Retool Cloud is SOC 2 Type II certified. HIPAA and GDPR compliance is available on Enterprise plans with a signed Business Associate Agreement (BAA) for HIPAA. Self-hosted deployments give you full control over data residency for GDPR compliance. Check Retool's Trust Center at trust.retool.com for the current compliance documentation.

### Can end users see the API keys stored in Retool configuration variables?

No. Secret configuration variables are write-only after creation — their values are never displayed in any Retool UI, not even to Admins. Non-secret configuration variables display their values in Settings to Admins. API keys should always be marked as secret when created.

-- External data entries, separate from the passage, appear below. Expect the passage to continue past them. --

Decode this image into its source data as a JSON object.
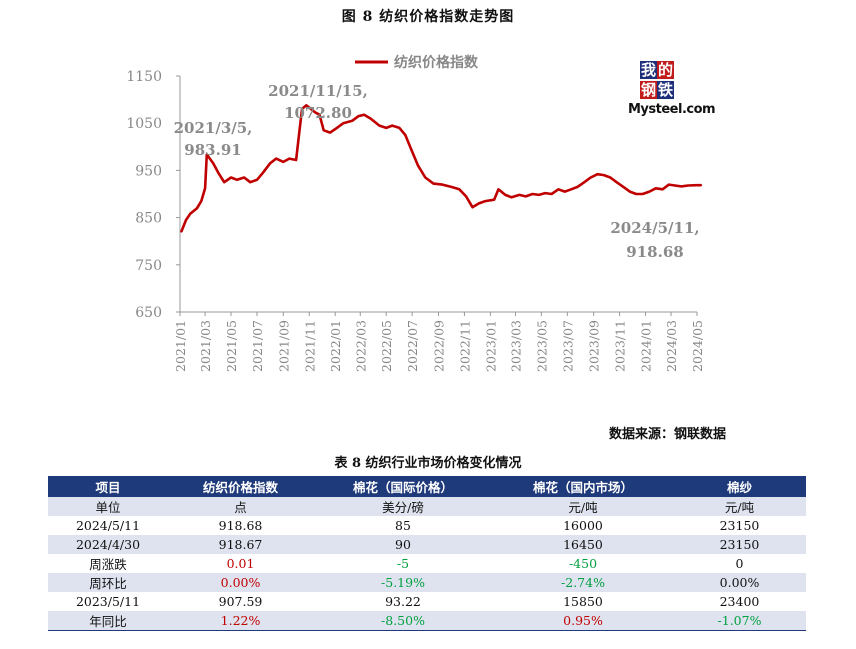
{
  "figure_title": "图 8   纺织价格指数走势图",
  "source": "数据来源：钢联数据",
  "logo": {
    "cn": [
      "我",
      "的",
      "钢",
      "铁"
    ],
    "en": "Mysteel.com"
  },
  "chart_data": {
    "type": "line",
    "title": "图 8   纺织价格指数走势图",
    "legend": [
      "纺织价格指数"
    ],
    "legend_position": "top-center",
    "grid": false,
    "ylim": [
      650,
      1150
    ],
    "yticks": [
      "1150",
      "1050",
      "950",
      "850",
      "750",
      "650"
    ],
    "ytick_values": [
      1150,
      1050,
      950,
      850,
      750,
      650
    ],
    "xticks": [
      "2021/01",
      "2021/03",
      "2021/05",
      "2021/07",
      "2021/09",
      "2021/11",
      "2022/01",
      "2022/03",
      "2022/05",
      "2022/07",
      "2022/09",
      "2022/11",
      "2023/01",
      "2023/03",
      "2023/05",
      "2023/07",
      "2023/09",
      "2023/11",
      "2024/01",
      "2024/03",
      "2024/05"
    ],
    "xlim": [
      "2021/01",
      "2024/05"
    ],
    "series": [
      {
        "name": "纺织价格指数",
        "color": "#c00000",
        "points": [
          [
            "2021-01-04",
            820
          ],
          [
            "2021-01-15",
            845
          ],
          [
            "2021-01-25",
            858
          ],
          [
            "2021-02-10",
            870
          ],
          [
            "2021-02-20",
            885
          ],
          [
            "2021-03-01",
            912
          ],
          [
            "2021-03-05",
            983.91
          ],
          [
            "2021-03-12",
            975
          ],
          [
            "2021-03-20",
            965
          ],
          [
            "2021-04-01",
            945
          ],
          [
            "2021-04-15",
            925
          ],
          [
            "2021-05-01",
            935
          ],
          [
            "2021-05-15",
            930
          ],
          [
            "2021-06-01",
            935
          ],
          [
            "2021-06-15",
            925
          ],
          [
            "2021-07-01",
            930
          ],
          [
            "2021-07-15",
            945
          ],
          [
            "2021-08-01",
            965
          ],
          [
            "2021-08-15",
            975
          ],
          [
            "2021-09-01",
            968
          ],
          [
            "2021-09-15",
            975
          ],
          [
            "2021-10-01",
            972
          ],
          [
            "2021-10-15",
            1080
          ],
          [
            "2021-10-25",
            1088
          ],
          [
            "2021-11-15",
            1072.8
          ],
          [
            "2021-11-25",
            1068
          ],
          [
            "2021-12-05",
            1035
          ],
          [
            "2021-12-20",
            1030
          ],
          [
            "2022-01-05",
            1040
          ],
          [
            "2022-01-20",
            1050
          ],
          [
            "2022-02-10",
            1055
          ],
          [
            "2022-02-25",
            1065
          ],
          [
            "2022-03-10",
            1068
          ],
          [
            "2022-03-25",
            1060
          ],
          [
            "2022-04-15",
            1045
          ],
          [
            "2022-05-01",
            1040
          ],
          [
            "2022-05-15",
            1045
          ],
          [
            "2022-06-01",
            1040
          ],
          [
            "2022-06-15",
            1025
          ],
          [
            "2022-07-01",
            990
          ],
          [
            "2022-07-15",
            960
          ],
          [
            "2022-08-01",
            935
          ],
          [
            "2022-08-20",
            922
          ],
          [
            "2022-09-10",
            920
          ],
          [
            "2022-10-01",
            915
          ],
          [
            "2022-10-20",
            910
          ],
          [
            "2022-11-05",
            895
          ],
          [
            "2022-11-20",
            872
          ],
          [
            "2022-12-05",
            880
          ],
          [
            "2022-12-20",
            885
          ],
          [
            "2023-01-10",
            888
          ],
          [
            "2023-01-20",
            910
          ],
          [
            "2023-02-05",
            898
          ],
          [
            "2023-02-20",
            893
          ],
          [
            "2023-03-10",
            898
          ],
          [
            "2023-03-25",
            895
          ],
          [
            "2023-04-10",
            900
          ],
          [
            "2023-04-25",
            898
          ],
          [
            "2023-05-10",
            902
          ],
          [
            "2023-05-25",
            900
          ],
          [
            "2023-06-10",
            910
          ],
          [
            "2023-06-25",
            905
          ],
          [
            "2023-07-10",
            910
          ],
          [
            "2023-07-25",
            915
          ],
          [
            "2023-08-10",
            925
          ],
          [
            "2023-08-25",
            935
          ],
          [
            "2023-09-10",
            942
          ],
          [
            "2023-09-25",
            940
          ],
          [
            "2023-10-10",
            935
          ],
          [
            "2023-10-25",
            925
          ],
          [
            "2023-11-10",
            915
          ],
          [
            "2023-11-25",
            905
          ],
          [
            "2023-12-10",
            900
          ],
          [
            "2023-12-25",
            900
          ],
          [
            "2024-01-10",
            905
          ],
          [
            "2024-01-25",
            912
          ],
          [
            "2024-02-10",
            910
          ],
          [
            "2024-02-25",
            920
          ],
          [
            "2024-03-10",
            918
          ],
          [
            "2024-03-25",
            916
          ],
          [
            "2024-04-10",
            918
          ],
          [
            "2024-04-30",
            918.67
          ],
          [
            "2024-05-11",
            918.68
          ]
        ]
      }
    ],
    "annotations": [
      {
        "lines": [
          "2021/3/5,",
          "983.91"
        ],
        "date": "2021-03-05",
        "value": 983.91
      },
      {
        "lines": [
          "2021/11/15,",
          "1072.80"
        ],
        "date": "2021-11-15",
        "value": 1072.8
      },
      {
        "lines": [
          "2024/5/11,",
          "918.68"
        ],
        "date": "2024-05-11",
        "value": 918.68
      }
    ]
  },
  "table": {
    "title": "表 8 纺织行业市场价格变化情况",
    "headers": [
      "项目",
      "纺织价格指数",
      "棉花（国际价格）",
      "棉花（国内市场）",
      "棉纱"
    ],
    "rows": [
      {
        "cells": [
          "单位",
          "点",
          "美分/磅",
          "元/吨",
          "元/吨"
        ],
        "shade": true
      },
      {
        "cells": [
          "2024/5/11",
          "918.68",
          "85",
          "16000",
          "23150"
        ],
        "shade": false
      },
      {
        "cells": [
          "2024/4/30",
          "918.67",
          "90",
          "16450",
          "23150"
        ],
        "shade": true
      },
      {
        "cells": [
          "周涨跌",
          "0.01",
          "-5",
          "-450",
          "0"
        ],
        "shade": false,
        "colors": [
          "",
          "pos",
          "neg",
          "neg",
          ""
        ]
      },
      {
        "cells": [
          "周环比",
          "0.00%",
          "-5.19%",
          "-2.74%",
          "0.00%"
        ],
        "shade": true,
        "colors": [
          "",
          "pos",
          "neg",
          "neg",
          ""
        ]
      },
      {
        "cells": [
          "2023/5/11",
          "907.59",
          "93.22",
          "15850",
          "23400"
        ],
        "shade": false
      },
      {
        "cells": [
          "年同比",
          "1.22%",
          "-8.50%",
          "0.95%",
          "-1.07%"
        ],
        "shade": true,
        "colors": [
          "",
          "pos",
          "neg",
          "pos",
          "neg"
        ]
      }
    ]
  }
}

### What is the fastest way to revoke a compromised user's access in Retool?

In Settings → Users, find the user and click 'Remove user' or 'Deactivate'. For SSO users, disabling the account in your identity provider also revokes Retool access on the next session check (typically within minutes to an hour depending on session timeout settings). Immediately rotate any API keys the user had access to as a precaution.